Wed Jun 17 05:04:09 UTC 2009

good news, everyone

Two things of note for enormous nerds:

A Spellchecker Used to Be a Major Feat of Software Engineering

Here's the situation: it's 1984, and you're assigned to write the spellchecker for a new MS-DOS word processor. Some users, but not many, will have 640K of memory in their PCs. You need to support systems with as little as 256K. That a quarter megabyte to contain the word processor, the document being edited, and the memory needed by the operating system. Oh, and the spellchecker.

For reference, on my MacBook, the standard dictionary in /usr/share/dict/words is 2,486,813 bytes and contains 234,936 words.

The tone of the article is, "Computers used to suck, but now they don't. And you kids better appreciate it."

New Exotic Material Could Revolutionize Electronics (paper abstract)

ScienceDaily (June 16, 2009) — Move over, silicon—it may be time to give the Valley a new name. Physicists at the Department of Energy's (DOE) SLAC National Accelerator Laboratory and Stanford University have confirmed the existence of a type of material that could one day provide dramatically faster, more efficient computer chips.

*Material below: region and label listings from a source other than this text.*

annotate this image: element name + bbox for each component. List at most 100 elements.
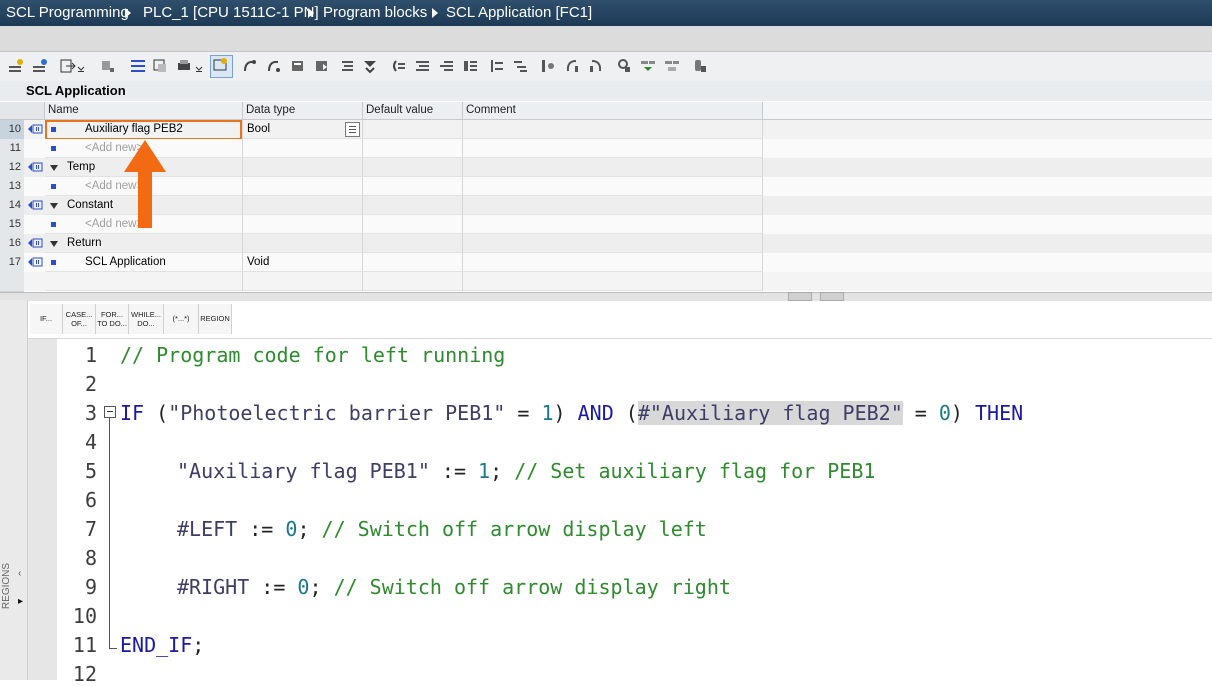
interface-table: Name Data type Default value Comment 10 … <box>0 102 1212 292</box>
default-value-cell[interactable] <box>363 234 463 253</box>
table-row[interactable]: 17 SCL Application Void <box>0 253 1212 273</box>
snippet-if-button[interactable]: IF... <box>30 304 63 334</box>
fold-collapse-icon[interactable] <box>104 406 116 418</box>
comment-cell[interactable] <box>463 177 763 196</box>
comment-out-icon[interactable] <box>390 58 406 74</box>
breadcrumb-item-program-blocks[interactable]: Program blocks <box>323 4 427 21</box>
scl-code-editor[interactable]: 1 2 3 4 5 6 7 8 9 10 11 12 // Program co… <box>57 339 1212 686</box>
table-row[interactable]: 15 <Add new> <box>0 215 1212 235</box>
default-value-cell[interactable] <box>363 253 463 272</box>
snippet-case-button[interactable]: CASE... OF... <box>63 304 96 334</box>
code-line-7: #LEFT := 0; // Switch off arrow display … <box>177 517 707 541</box>
row-number: 10 <box>0 120 24 140</box>
breadcrumb-item-block[interactable]: SCL Application [FC1] <box>446 4 592 21</box>
go-back-icon[interactable] <box>266 58 282 74</box>
table-row[interactable]: 13 <Add new> <box>0 177 1212 197</box>
breadcrumb-item-project[interactable]: SCL Programming <box>6 4 129 21</box>
export-icon[interactable] <box>60 58 76 74</box>
bookmark-icon[interactable] <box>290 58 306 74</box>
regions-label: REGIONS <box>1 562 12 610</box>
format-icon[interactable] <box>512 58 528 74</box>
uncomment-icon[interactable] <box>414 58 430 74</box>
decrease-indent-icon[interactable] <box>438 58 454 74</box>
column-header-data-type[interactable]: Data type <box>243 102 363 120</box>
name-cell[interactable]: Return <box>45 234 243 253</box>
regions-side-panel[interactable]: ‹ ▸ <box>0 300 28 680</box>
code-line-11: END_IF; <box>120 633 205 657</box>
default-value-cell[interactable] <box>363 139 463 158</box>
data-type-cell[interactable] <box>243 215 363 234</box>
bookmark-next-icon[interactable] <box>314 58 330 74</box>
printer-icon[interactable] <box>176 58 192 74</box>
dropdown-arrow-icon[interactable] <box>194 58 210 74</box>
line-number: 6 <box>84 488 97 512</box>
snippet-comment-button[interactable]: (*...*) <box>164 304 199 334</box>
comment-cell[interactable] <box>463 234 763 253</box>
data-type-cell[interactable] <box>243 177 363 196</box>
default-value-cell[interactable] <box>363 215 463 234</box>
splitter-up-icon[interactable] <box>788 292 812 304</box>
auto-indent-icon[interactable] <box>488 58 504 74</box>
watch-table-icon[interactable] <box>640 58 656 74</box>
step-forward-icon[interactable] <box>588 58 604 74</box>
data-type-cell[interactable] <box>243 139 363 158</box>
step-back-icon[interactable] <box>564 58 580 74</box>
chevron-right-icon <box>308 8 314 18</box>
default-value-cell[interactable] <box>363 196 463 215</box>
column-header-name[interactable]: Name <box>45 102 243 120</box>
monitoring-icon[interactable] <box>616 58 632 74</box>
indent-icon[interactable] <box>338 58 354 74</box>
list-view-icon[interactable] <box>130 58 146 74</box>
editor-toolbar <box>0 52 1212 82</box>
data-type-cell[interactable]: Void <box>243 253 363 272</box>
expand-left-icon[interactable]: ‹ <box>18 568 26 582</box>
line-number: 9 <box>84 575 97 599</box>
insert-row-icon[interactable] <box>8 58 24 74</box>
expand-right-icon[interactable]: ▸ <box>18 596 26 610</box>
column-header-default-value[interactable]: Default value <box>363 102 463 120</box>
data-type-cell[interactable] <box>243 158 363 177</box>
download-icon[interactable] <box>692 58 708 74</box>
compare-icon[interactable] <box>152 58 168 74</box>
data-type-cell[interactable] <box>243 196 363 215</box>
column-header-comment[interactable]: Comment <box>463 102 763 120</box>
table-row[interactable]: 11 <Add new> <box>0 139 1212 159</box>
data-type-cell[interactable]: Bool <box>243 120 363 139</box>
table-row[interactable]: 12 Temp <box>0 158 1212 178</box>
line-number: 12 <box>72 662 97 686</box>
absolute-access-toggle-icon[interactable] <box>210 55 233 78</box>
dropdown-arrow-icon[interactable] <box>76 58 92 74</box>
snippet-while-button[interactable]: WHILE... DO... <box>129 304 164 334</box>
table-row[interactable]: 14 Constant <box>0 196 1212 216</box>
data-type-picker-icon[interactable] <box>345 122 360 137</box>
breakpoint-icon[interactable] <box>540 58 556 74</box>
splitter-down-icon[interactable] <box>820 292 844 304</box>
code-line-9: #RIGHT := 0; // Switch off arrow display… <box>177 575 731 599</box>
add-row-icon[interactable] <box>32 58 48 74</box>
comment-cell[interactable] <box>463 139 763 158</box>
default-value-cell[interactable] <box>363 158 463 177</box>
increase-indent-icon[interactable] <box>462 58 478 74</box>
comment-cell[interactable] <box>463 215 763 234</box>
default-value-cell[interactable] <box>363 120 463 139</box>
breadcrumb-item-plc[interactable]: PLC_1 [CPU 1511C-1 PN] <box>143 4 319 21</box>
comment-cell[interactable] <box>463 253 763 272</box>
section-icon <box>28 162 43 172</box>
go-to-icon[interactable] <box>242 58 258 74</box>
snippet-for-button[interactable]: FOR... TO DO... <box>96 304 129 334</box>
collapse-all-icon[interactable] <box>362 58 378 74</box>
comment-cell[interactable] <box>463 196 763 215</box>
comment-cell[interactable] <box>463 158 763 177</box>
monitor-icon[interactable] <box>100 58 116 74</box>
editor-header-bar <box>0 26 1212 52</box>
section-name: Constant <box>67 199 114 211</box>
comment-cell[interactable] <box>463 120 763 139</box>
load-snapshot-icon[interactable] <box>664 58 680 74</box>
data-type-cell[interactable] <box>243 234 363 253</box>
line-number: 4 <box>84 430 97 454</box>
default-value-cell[interactable] <box>363 177 463 196</box>
table-row[interactable]: 16 Return <box>0 234 1212 254</box>
name-cell[interactable]: SCL Application <box>45 253 243 272</box>
section-icon <box>28 200 43 210</box>
snippet-region-button[interactable]: REGION <box>199 304 232 334</box>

Recently-predicted and much-sought, the material allows electrons on its surface to travel with no loss of energy at room temperatures and can be fabricated using existing semiconductor technologies.

Bullshit. Room temperature superconductors are like gravity shields or picotechnology. Would be nice to have, but zero evidence suggesting their actual existence.

I know, right, italics man? Apparently it's not a general room temperature superconductor, existing as a thin layer on a substrate, and capable of carrying only tiny amounts of current. But transistor interconnects don't need to carry a lot of current. And man, it would be nice to have.